Even though international word is out on how great the skiing is at NOZAWA ONSEN (野沢温泉), this village of four thousand people, nestled at the base of Kenashi-yama (1650m), 50km northeast of Nagano, maintains a traditional atmosphere. Dotted along the narrow, twisting streets, you’ll find thirteen free bathhouses, all lovingly tended by the locals. Most impressive is Ōyu bathhouse, housed in a temple-like wooden building in the centre of the village; each side has two pools, one of which is so hot that it’s almost impossible to get into.

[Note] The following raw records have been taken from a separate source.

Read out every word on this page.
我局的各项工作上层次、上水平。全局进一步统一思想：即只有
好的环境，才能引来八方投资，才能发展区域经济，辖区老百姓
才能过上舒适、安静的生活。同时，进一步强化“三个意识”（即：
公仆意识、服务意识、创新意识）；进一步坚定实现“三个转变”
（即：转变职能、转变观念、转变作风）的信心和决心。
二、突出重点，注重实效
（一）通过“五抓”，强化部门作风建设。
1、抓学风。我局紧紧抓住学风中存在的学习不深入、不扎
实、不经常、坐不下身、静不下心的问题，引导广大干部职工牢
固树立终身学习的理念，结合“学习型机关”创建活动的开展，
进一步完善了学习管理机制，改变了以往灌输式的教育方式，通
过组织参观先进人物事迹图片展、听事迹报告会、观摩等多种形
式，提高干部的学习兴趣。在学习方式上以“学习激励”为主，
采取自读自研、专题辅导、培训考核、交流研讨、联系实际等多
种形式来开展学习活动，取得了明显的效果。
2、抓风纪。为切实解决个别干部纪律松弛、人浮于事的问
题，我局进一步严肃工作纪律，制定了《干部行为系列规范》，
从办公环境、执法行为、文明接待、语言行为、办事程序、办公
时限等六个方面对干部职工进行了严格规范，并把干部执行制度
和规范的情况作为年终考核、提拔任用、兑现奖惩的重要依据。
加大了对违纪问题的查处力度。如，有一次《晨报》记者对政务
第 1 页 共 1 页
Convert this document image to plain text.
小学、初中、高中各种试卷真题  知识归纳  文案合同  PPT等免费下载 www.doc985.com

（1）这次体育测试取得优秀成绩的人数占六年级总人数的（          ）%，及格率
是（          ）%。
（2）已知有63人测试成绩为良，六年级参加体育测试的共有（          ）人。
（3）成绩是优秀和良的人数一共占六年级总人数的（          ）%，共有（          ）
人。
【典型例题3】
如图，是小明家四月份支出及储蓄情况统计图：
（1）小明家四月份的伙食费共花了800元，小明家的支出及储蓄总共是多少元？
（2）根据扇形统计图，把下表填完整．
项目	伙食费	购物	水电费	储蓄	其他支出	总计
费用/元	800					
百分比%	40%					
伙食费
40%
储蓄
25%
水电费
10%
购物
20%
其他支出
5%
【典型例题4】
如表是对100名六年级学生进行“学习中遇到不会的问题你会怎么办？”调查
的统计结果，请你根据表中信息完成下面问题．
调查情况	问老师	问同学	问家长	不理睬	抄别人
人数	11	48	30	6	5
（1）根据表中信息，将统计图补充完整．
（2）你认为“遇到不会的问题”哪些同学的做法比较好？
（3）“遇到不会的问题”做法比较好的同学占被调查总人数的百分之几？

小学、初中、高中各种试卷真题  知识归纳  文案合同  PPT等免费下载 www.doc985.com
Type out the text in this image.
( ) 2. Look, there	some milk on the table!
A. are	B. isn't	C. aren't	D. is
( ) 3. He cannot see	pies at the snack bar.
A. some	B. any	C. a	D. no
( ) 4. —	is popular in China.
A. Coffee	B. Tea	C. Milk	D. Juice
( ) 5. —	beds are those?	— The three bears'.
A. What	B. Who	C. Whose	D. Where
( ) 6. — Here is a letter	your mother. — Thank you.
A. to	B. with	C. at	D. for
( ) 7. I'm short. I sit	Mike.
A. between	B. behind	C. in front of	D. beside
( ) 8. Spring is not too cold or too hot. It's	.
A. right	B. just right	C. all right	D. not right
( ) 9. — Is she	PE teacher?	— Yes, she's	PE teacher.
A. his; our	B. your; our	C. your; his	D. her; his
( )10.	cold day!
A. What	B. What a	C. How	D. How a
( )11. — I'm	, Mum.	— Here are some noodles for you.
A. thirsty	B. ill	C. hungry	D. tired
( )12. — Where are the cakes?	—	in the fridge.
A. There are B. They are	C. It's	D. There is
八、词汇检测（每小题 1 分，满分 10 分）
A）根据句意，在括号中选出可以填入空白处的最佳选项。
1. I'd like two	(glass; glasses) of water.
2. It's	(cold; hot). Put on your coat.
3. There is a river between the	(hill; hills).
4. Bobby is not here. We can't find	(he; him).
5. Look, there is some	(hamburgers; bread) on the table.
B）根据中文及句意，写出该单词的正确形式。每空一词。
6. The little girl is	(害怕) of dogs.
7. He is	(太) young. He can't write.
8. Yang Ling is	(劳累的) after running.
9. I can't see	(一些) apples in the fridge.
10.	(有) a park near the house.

Nozawa claims to be the birthplace of Japanese skiing since it was here, in 1930, that Hannes Schneider – an Austrian who popularized the two-pole technique – gave skiing demonstrations to an awestruck audience. One of the resort’s most difficult runs is named after Schneider, and photos of the man in action, impeccably dressed in suit and tie, can be seen in the Japan Museum of Skiing (daily except Tues 9am–4pm; ¥300), housed in a white, church-like building at the bottom of the Hikage slope.
The ski resort (whttp://www.nozawaski.com; open late Nov to early May) is family friendly, has lots of English signs and varied terrain that will put all levels through their paces. Time your visit to coincide with the spectacular Dōso-jin fire festival, held every January 15.